A Maltese artist has featured the previous punk newspaper that I used to edit as a university student, Ir-Realta’, in an exhibition at the Malta Biennale. The exhibition is about previously banned books and newspapers in Malta.
I’m still receiving details of he exhibition and they will be listed here soon.
The student newspaper was always very controversial ever since it started. The newspaper was founded in 2006 and the first issue of the newspaper was banned at the Junior College because it had an article about irregularities of the working conditions of the cleaners of the College. The article raised a lot of controversy back then and it cintributed to an improvement in the working conditions provided by the next tender issued for cleaning services. The previous company that had won the cleaning contract for several consecutive times was finally replaced.
However, the newspaper became a national sensation when we published Alex Vella Gera’s story “Li Tkisser Sewwi” in the literary page: this was a short-story of a man, written from the first-person who ends up raping a sixteen-year old. The story predated the Me Too movement, unwittingly, aligning Malta with the emerging historical trends of women and art taking an anti-patriarchal turn.
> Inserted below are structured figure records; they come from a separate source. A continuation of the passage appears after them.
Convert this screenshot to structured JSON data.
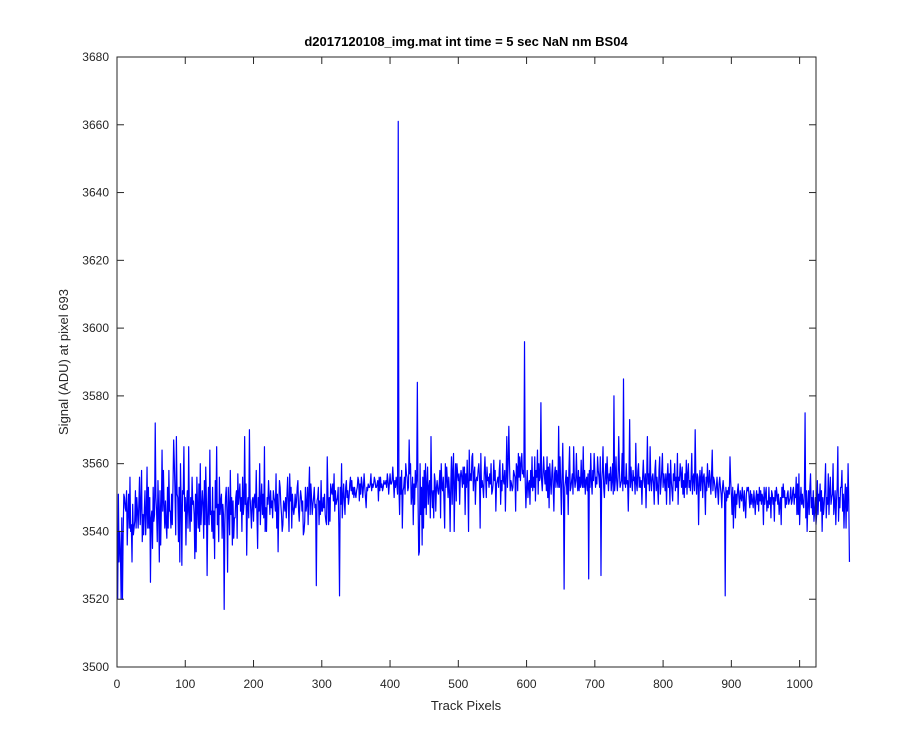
{
  "chart_data": {
    "type": "line",
    "title": "d2017120108_img.mat int time = 5 sec  NaN nm BS04",
    "xlabel": "Track Pixels",
    "ylabel": "Signal (ADU) at pixel 693",
    "xlim": [
      0,
      1024
    ],
    "ylim": [
      3500,
      3680
    ],
    "xticks": [
      0,
      100,
      200,
      300,
      400,
      500,
      600,
      700,
      800,
      900,
      1000
    ],
    "yticks": [
      3500,
      3520,
      3540,
      3560,
      3580,
      3600,
      3620,
      3640,
      3660,
      3680
    ],
    "grid": false,
    "legend": "none",
    "series": [
      {
        "color": "#0000ff",
        "x_start": 1,
        "x_step": 1,
        "y": [
          3520,
          3551,
          3531,
          3540,
          3534,
          3520,
          3544,
          3520,
          3539,
          3551,
          3550,
          3547,
          3546,
          3552,
          3536,
          3545,
          3551,
          3541,
          3556,
          3540,
          3542,
          3531,
          3548,
          3539,
          3541,
          3543,
          3552,
          3541,
          3550,
          3546,
          3541,
          3548,
          3556,
          3542,
          3548,
          3558,
          3537,
          3545,
          3539,
          3546,
          3552,
          3539,
          3545,
          3559,
          3541,
          3553,
          3541,
          3550,
          3525,
          3544,
          3546,
          3535,
          3553,
          3543,
          3545,
          3572,
          3550,
          3546,
          3537,
          3555,
          3546,
          3531,
          3552,
          3536,
          3547,
          3564,
          3546,
          3558,
          3548,
          3541,
          3549,
          3542,
          3538,
          3553,
          3541,
          3558,
          3546,
          3546,
          3541,
          3551,
          3542,
          3553,
          3567,
          3560,
          3551,
          3539,
          3568,
          3551,
          3550,
          3537,
          3553,
          3531,
          3560,
          3548,
          3530,
          3552,
          3551,
          3565,
          3546,
          3550,
          3536,
          3548,
          3552,
          3541,
          3565,
          3546,
          3540,
          3550,
          3543,
          3556,
          3548,
          3549,
          3545,
          3532,
          3551,
          3534,
          3556,
          3547,
          3541,
          3554,
          3540,
          3560,
          3542,
          3547,
          3552,
          3548,
          3538,
          3555,
          3542,
          3559,
          3549,
          3527,
          3545,
          3553,
          3542,
          3564,
          3545,
          3546,
          3540,
          3553,
          3538,
          3546,
          3532,
          3555,
          3547,
          3565,
          3542,
          3548,
          3537,
          3556,
          3545,
          3549,
          3551,
          3538,
          3548,
          3545,
          3517,
          3542,
          3550,
          3553,
          3546,
          3528,
          3553,
          3547,
          3539,
          3558,
          3545,
          3550,
          3536,
          3549,
          3538,
          3544,
          3544,
          3550,
          3552,
          3538,
          3557,
          3548,
          3551,
          3554,
          3546,
          3550,
          3540,
          3556,
          3545,
          3548,
          3568,
          3548,
          3554,
          3533,
          3548,
          3550,
          3544,
          3570,
          3550,
          3546,
          3541,
          3549,
          3550,
          3543,
          3550,
          3551,
          3547,
          3558,
          3545,
          3535,
          3550,
          3546,
          3560,
          3542,
          3549,
          3554,
          3545,
          3551,
          3544,
          3565,
          3540,
          3547,
          3540,
          3550,
          3548,
          3555,
          3550,
          3545,
          3552,
          3547,
          3549,
          3544,
          3552,
          3550,
          3549,
          3546,
          3557,
          3541,
          3551,
          3534,
          3547,
          3555,
          3553,
          3548,
          3545,
          3540,
          3542,
          3549,
          3548,
          3546,
          3550,
          3544,
          3551,
          3556,
          3548,
          3540,
          3557,
          3549,
          3553,
          3541,
          3551,
          3547,
          3545,
          3547,
          3551,
          3547,
          3549,
          3553,
          3555,
          3546,
          3543,
          3549,
          3552,
          3550,
          3546,
          3549,
          3539,
          3540,
          3543,
          3553,
          3546,
          3548,
          3553,
          3542,
          3552,
          3559,
          3545,
          3554,
          3550,
          3545,
          3548,
          3550,
          3553,
          3547,
          3548,
          3524,
          3549,
          3550,
          3553,
          3542,
          3549,
          3545,
          3555,
          3546,
          3546,
          3550,
          3547,
          3551,
          3545,
          3543,
          3542,
          3562,
          3551,
          3542,
          3550,
          3543,
          3554,
          3552,
          3551,
          3554,
          3549,
          3557,
          3546,
          3552,
          3548,
          3549,
          3550,
          3553,
          3541,
          3521,
          3553,
          3548,
          3560,
          3544,
          3550,
          3554,
          3549,
          3545,
          3553,
          3555,
          3550,
          3552,
          3548,
          3550,
          3554,
          3556,
          3552,
          3555,
          3551,
          3553,
          3550,
          3553,
          3551,
          3550,
          3552,
          3553,
          3556,
          3555,
          3549,
          3554,
          3551,
          3556,
          3554,
          3550,
          3553,
          3557,
          3553,
          3550,
          3547,
          3553,
          3552,
          3554,
          3553,
          3553,
          3554,
          3557,
          3552,
          3554,
          3553,
          3554,
          3556,
          3555,
          3553,
          3553,
          3554,
          3555,
          3549,
          3556,
          3552,
          3556,
          3553,
          3554,
          3552,
          3553,
          3555,
          3554,
          3554,
          3555,
          3553,
          3557,
          3555,
          3551,
          3554,
          3557,
          3554,
          3554,
          3555,
          3559,
          3555,
          3550,
          3555,
          3553,
          3556,
          3554,
          3551,
          3661,
          3553,
          3545,
          3556,
          3551,
          3558,
          3541,
          3552,
          3553,
          3556,
          3551,
          3560,
          3557,
          3556,
          3552,
          3553,
          3567,
          3557,
          3560,
          3548,
          3551,
          3556,
          3542,
          3554,
          3548,
          3558,
          3553,
          3555,
          3584,
          3550,
          3533,
          3534,
          3560,
          3545,
          3553,
          3536,
          3556,
          3541,
          3558,
          3547,
          3560,
          3545,
          3554,
          3559,
          3548,
          3553,
          3555,
          3544,
          3568,
          3552,
          3547,
          3552,
          3544,
          3557,
          3555,
          3546,
          3553,
          3555,
          3552,
          3551,
          3554,
          3558,
          3544,
          3560,
          3553,
          3552,
          3556,
          3549,
          3541,
          3560,
          3553,
          3559,
          3555,
          3550,
          3556,
          3552,
          3540,
          3554,
          3562,
          3548,
          3558,
          3563,
          3540,
          3554,
          3560,
          3549,
          3560,
          3557,
          3555,
          3557,
          3548,
          3556,
          3558,
          3556,
          3553,
          3559,
          3554,
          3559,
          3545,
          3557,
          3553,
          3561,
          3554,
          3540,
          3564,
          3555,
          3557,
          3555,
          3562,
          3563,
          3552,
          3557,
          3559,
          3548,
          3555,
          3556,
          3555,
          3558,
          3560,
          3556,
          3541,
          3563,
          3553,
          3555,
          3553,
          3550,
          3557,
          3562,
          3556,
          3550,
          3559,
          3555,
          3556,
          3553,
          3557,
          3554,
          3560,
          3551,
          3552,
          3554,
          3561,
          3555,
          3558,
          3546,
          3554,
          3555,
          3556,
          3553,
          3558,
          3561,
          3548,
          3555,
          3552,
          3560,
          3555,
          3554,
          3558,
          3546,
          3556,
          3568,
          3553,
          3560,
          3571,
          3560,
          3552,
          3555,
          3554,
          3552,
          3553,
          3558,
          3557,
          3556,
          3546,
          3560,
          3559,
          3552,
          3563,
          3556,
          3562,
          3555,
          3560,
          3563,
          3557,
          3558,
          3556,
          3596,
          3555,
          3547,
          3553,
          3558,
          3550,
          3554,
          3555,
          3548,
          3558,
          3553,
          3562,
          3552,
          3556,
          3553,
          3562,
          3549,
          3558,
          3556,
          3564,
          3551,
          3560,
          3555,
          3556,
          3578,
          3555,
          3552,
          3557,
          3562,
          3557,
          3554,
          3558,
          3552,
          3562,
          3550,
          3559,
          3547,
          3560,
          3555,
          3551,
          3557,
          3561,
          3553,
          3546,
          3557,
          3559,
          3553,
          3558,
          3555,
          3553,
          3571,
          3553,
          3562,
          3554,
          3545,
          3556,
          3566,
          3553,
          3523,
          3553,
          3555,
          3558,
          3551,
          3556,
          3545,
          3558,
          3565,
          3552,
          3553,
          3555,
          3557,
          3551,
          3565,
          3556,
          3553,
          3555,
          3563,
          3555,
          3552,
          3558,
          3552,
          3556,
          3553,
          3561,
          3554,
          3553,
          3565,
          3553,
          3558,
          3551,
          3555,
          3556,
          3552,
          3557,
          3526,
          3558,
          3553,
          3563,
          3555,
          3551,
          3558,
          3555,
          3563,
          3558,
          3553,
          3556,
          3554,
          3562,
          3558,
          3556,
          3553,
          3562,
          3527,
          3555,
          3558,
          3565,
          3553,
          3550,
          3556,
          3560,
          3554,
          3562,
          3556,
          3552,
          3557,
          3555,
          3559,
          3552,
          3555,
          3560,
          3551,
          3580,
          3552,
          3555,
          3562,
          3555,
          3552,
          3556,
          3568,
          3558,
          3553,
          3554,
          3555,
          3563,
          3552,
          3585,
          3554,
          3556,
          3553,
          3560,
          3554,
          3555,
          3546,
          3556,
          3573,
          3553,
          3559,
          3555,
          3552,
          3558,
          3555,
          3556,
          3551,
          3566,
          3554,
          3552,
          3558,
          3560,
          3553,
          3556,
          3553,
          3555,
          3548,
          3556,
          3561,
          3555,
          3553,
          3557,
          3547,
          3556,
          3568,
          3554,
          3557,
          3552,
          3565,
          3555,
          3552,
          3556,
          3557,
          3554,
          3548,
          3558,
          3561,
          3552,
          3556,
          3553,
          3548,
          3558,
          3562,
          3551,
          3554,
          3558,
          3563,
          3553,
          3557,
          3555,
          3552,
          3557,
          3548,
          3556,
          3560,
          3553,
          3557,
          3548,
          3561,
          3555,
          3552,
          3549,
          3557,
          3555,
          3560,
          3552,
          3556,
          3553,
          3563,
          3548,
          3556,
          3555,
          3560,
          3557,
          3553,
          3559,
          3551,
          3555,
          3550,
          3557,
          3553,
          3561,
          3551,
          3557,
          3560,
          3553,
          3555,
          3552,
          3556,
          3563,
          3551,
          3556,
          3557,
          3552,
          3570,
          3556,
          3551,
          3557,
          3556,
          3542,
          3554,
          3558,
          3552,
          3556,
          3559,
          3550,
          3556,
          3557,
          3553,
          3545,
          3556,
          3552,
          3560,
          3555,
          3553,
          3558,
          3555,
          3551,
          3557,
          3564,
          3552,
          3556,
          3555,
          3553,
          3550,
          3553,
          3556,
          3552,
          3548,
          3554,
          3556,
          3553,
          3551,
          3547,
          3553,
          3555,
          3552,
          3551,
          3521,
          3553,
          3549,
          3552,
          3550,
          3553,
          3551,
          3562,
          3555,
          3551,
          3545,
          3553,
          3541,
          3550,
          3552,
          3544,
          3551,
          3548,
          3552,
          3554,
          3550,
          3547,
          3552,
          3550,
          3549,
          3553,
          3550,
          3546,
          3552,
          3548,
          3544,
          3551,
          3553,
          3552,
          3553,
          3550,
          3547,
          3552,
          3548,
          3551,
          3549,
          3547,
          3552,
          3549,
          3545,
          3550,
          3552,
          3548,
          3551,
          3546,
          3553,
          3549,
          3552,
          3548,
          3551,
          3550,
          3542,
          3553,
          3548,
          3551,
          3553,
          3546,
          3549,
          3547,
          3553,
          3548,
          3550,
          3544,
          3552,
          3551,
          3548,
          3550,
          3543,
          3552,
          3549,
          3553,
          3551,
          3548,
          3551,
          3545,
          3548,
          3550,
          3542,
          3553,
          3550,
          3554,
          3550,
          3552,
          3547,
          3550,
          3548,
          3551,
          3552,
          3548,
          3549,
          3550,
          3553,
          3548,
          3549,
          3552,
          3553,
          3548,
          3551,
          3550,
          3556,
          3545,
          3554,
          3545,
          3557,
          3542,
          3549,
          3553,
          3548,
          3551,
          3548,
          3547,
          3552,
          3575,
          3544,
          3552,
          3540,
          3548,
          3552,
          3545,
          3553,
          3557,
          3547,
          3550,
          3545,
          3552,
          3543,
          3546,
          3550,
          3542,
          3545,
          3555,
          3545,
          3551,
          3549,
          3554,
          3546,
          3552,
          3540,
          3550,
          3545,
          3548,
          3553,
          3560,
          3544,
          3550,
          3548,
          3557,
          3545,
          3552,
          3556,
          3548,
          3550,
          3551,
          3560,
          3545,
          3548,
          3552,
          3542,
          3549,
          3553,
          3565,
          3543,
          3550,
          3547,
          3553,
          3553,
          3558,
          3546,
          3551,
          3541,
          3549,
          3554,
          3541,
          3553,
          3546,
          3560,
          3549,
          3531
        ]
      }
    ]
  }
}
We used to print the newspaper at Union Print to support the General Workers’ Union with whom I had a very good working-relationship during that time. This was during the Nationalist administrations when national issues were mostly tied to economic issues in the context of the financial crisis and then also the Euro crisis of that time.
Personally, It’s quite strange for me to see my pieces exhibited like this because it makes me feel very old and transient in life (I am 38 today), and therefore it gives me a sense of anxiety about my eventual absence in this world. At the same time, it also gives me a lot of satisfaction for having made significant contributions to the history of Maltese publishing. It also motivates me for my work because it proves that someone is reading.
You can read Alex Vella Gera’s story in L-Antoloġija tal-Letteratura Mqarba and you can also read its English translation by Clare Azzopardi (the copies of the books have also been banned from being exhibited at the London Book Fair – but for different reasons – simply for personal and petty (political) revenge and pique by very petty and infantile Labour government executives.